SolarWinds MSP collects and aggregates information from millions of agents via hundreds of intermediate services deployed across the globe. It provides business intelligence, reporting and analytical capabilities to both internal and external clients. Having gone through a massive expansion in the past few years the traditional Extract Transform Load (ETL) pipelines cannot cope with the agility the business demands in order to deliver world class features with minimal engineering friction. The fabric of our data has evolved from cold storage independent silos into distributed interconnected continuous flows of information that demand high resilience and configurable delivery semantics at near real-time.
This talk presents DaVinci EventBus: the fully cloud-native eventing backbone of SolarWinds MSP. Built for scalability, it connects millions of agents through hundreds of micro-services that exchange tens of billions of messages per day deployed in four geographical regions. It exposes a unified gRPC interface that allows clients in different programming languages to seamlessly interact with topics across multiple Kafka clusters.
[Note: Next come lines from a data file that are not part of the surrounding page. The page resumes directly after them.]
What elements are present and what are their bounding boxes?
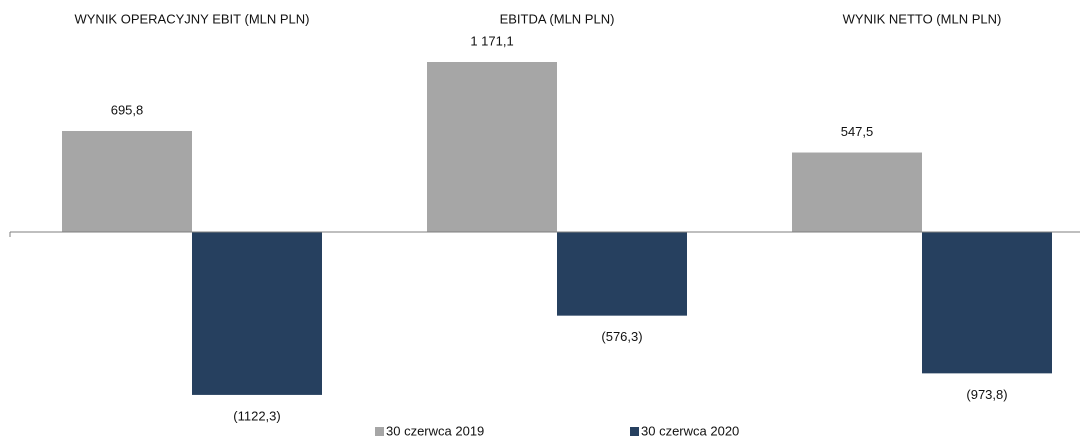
legend-swatch <box>630 427 639 436</box>
bar <box>922 232 1052 374</box>
legend-label: 30 czerwca 2019 <box>386 423 484 438</box>
bar <box>427 62 557 232</box>
value-label: 695,8 <box>111 102 144 117</box>
category-label: WYNIK OPERACYJNY EBIT (MLN PLN) <box>74 11 309 26</box>
category-label: EBITDA (MLN PLN) <box>500 11 615 26</box>
legend-label: 30 czerwca 2020 <box>641 423 739 438</box>
bar <box>557 232 687 316</box>
bar <box>192 232 322 395</box>
value-label: (973,8) <box>966 387 1007 402</box>
bar <box>62 130 192 232</box>
bar <box>792 152 922 232</box>
value-label: 1 171,1 <box>470 33 513 48</box>
value-label: 547,5 <box>841 124 874 139</box>
value-label: (576,3) <box>601 329 642 344</box>
value-label: (1122,3) <box>233 408 280 423</box>
legend-swatch <box>375 427 384 436</box>
category-label: WYNIK NETTO (MLN PLN) <box>843 11 1002 26</box>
DaVinci EventBus uses Akka to implement self-service topic management, provide high-throughput batch publication, coordinate consumption groups and replicate data while guaranteeing sequential consistency across multiple Kafka clusters.
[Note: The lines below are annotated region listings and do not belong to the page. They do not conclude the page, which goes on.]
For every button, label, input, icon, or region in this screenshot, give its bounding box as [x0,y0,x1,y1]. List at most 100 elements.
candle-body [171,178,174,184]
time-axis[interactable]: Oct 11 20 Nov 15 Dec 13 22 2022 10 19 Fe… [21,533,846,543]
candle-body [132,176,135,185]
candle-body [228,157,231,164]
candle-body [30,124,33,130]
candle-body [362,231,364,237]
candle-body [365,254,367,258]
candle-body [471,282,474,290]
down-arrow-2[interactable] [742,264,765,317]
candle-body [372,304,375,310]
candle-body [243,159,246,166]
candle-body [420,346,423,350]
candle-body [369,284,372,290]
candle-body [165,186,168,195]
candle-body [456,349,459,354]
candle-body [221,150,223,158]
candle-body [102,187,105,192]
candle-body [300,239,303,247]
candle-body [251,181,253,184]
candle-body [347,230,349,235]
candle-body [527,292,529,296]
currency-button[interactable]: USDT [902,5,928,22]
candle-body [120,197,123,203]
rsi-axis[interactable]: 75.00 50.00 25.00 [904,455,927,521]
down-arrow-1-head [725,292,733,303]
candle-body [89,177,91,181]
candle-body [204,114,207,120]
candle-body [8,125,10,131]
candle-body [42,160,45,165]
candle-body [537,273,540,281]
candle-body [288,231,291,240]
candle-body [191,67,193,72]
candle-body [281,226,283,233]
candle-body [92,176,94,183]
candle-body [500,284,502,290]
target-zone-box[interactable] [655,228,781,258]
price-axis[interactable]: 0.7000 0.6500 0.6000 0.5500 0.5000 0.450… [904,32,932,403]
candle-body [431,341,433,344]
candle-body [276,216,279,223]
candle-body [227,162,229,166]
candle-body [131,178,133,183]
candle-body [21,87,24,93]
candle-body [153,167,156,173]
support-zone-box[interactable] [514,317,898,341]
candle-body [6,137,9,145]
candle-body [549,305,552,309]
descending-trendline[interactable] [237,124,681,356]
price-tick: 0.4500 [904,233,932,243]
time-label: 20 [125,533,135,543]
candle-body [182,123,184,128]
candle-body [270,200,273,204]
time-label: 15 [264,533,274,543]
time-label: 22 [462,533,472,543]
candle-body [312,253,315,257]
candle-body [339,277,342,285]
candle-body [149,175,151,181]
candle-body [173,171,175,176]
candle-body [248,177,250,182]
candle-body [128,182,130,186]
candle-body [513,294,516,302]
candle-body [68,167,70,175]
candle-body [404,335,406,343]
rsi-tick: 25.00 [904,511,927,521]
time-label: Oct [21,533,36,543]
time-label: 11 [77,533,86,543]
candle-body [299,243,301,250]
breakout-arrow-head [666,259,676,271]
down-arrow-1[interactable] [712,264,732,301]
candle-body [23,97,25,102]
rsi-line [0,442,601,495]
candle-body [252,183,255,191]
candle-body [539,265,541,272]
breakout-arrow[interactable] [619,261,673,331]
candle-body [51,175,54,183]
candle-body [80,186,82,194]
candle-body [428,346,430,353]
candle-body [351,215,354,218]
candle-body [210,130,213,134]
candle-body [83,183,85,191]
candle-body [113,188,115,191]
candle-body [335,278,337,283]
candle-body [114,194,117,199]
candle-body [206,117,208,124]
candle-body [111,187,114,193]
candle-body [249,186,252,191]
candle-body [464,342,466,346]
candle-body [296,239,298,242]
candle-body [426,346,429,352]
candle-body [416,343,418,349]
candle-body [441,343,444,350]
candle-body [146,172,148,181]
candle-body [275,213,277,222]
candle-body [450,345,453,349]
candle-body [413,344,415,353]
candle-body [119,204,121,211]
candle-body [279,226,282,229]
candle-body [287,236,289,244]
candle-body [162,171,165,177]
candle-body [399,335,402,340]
We dive deep into the design of the DaVinci EventBus and show how Akka can be used to implement an external coordination mechanism that federates multiple Kafka clusters. We discuss our journey of breaking monolithic legacy systems into a set of resilient event-driven micro-services. We show how our event-driven approach massively reduced the data propagation network traffic and simplified the data manipulation and analysis in order to drive new features such as automated anomaly detection to our end users. Further, we expand on our future plans to provide multiple consumption mechanisms on a single event firehose, on-demand automated Kafka cluster deployment, and asynchronous workflow management across multiple micro-service boundaries.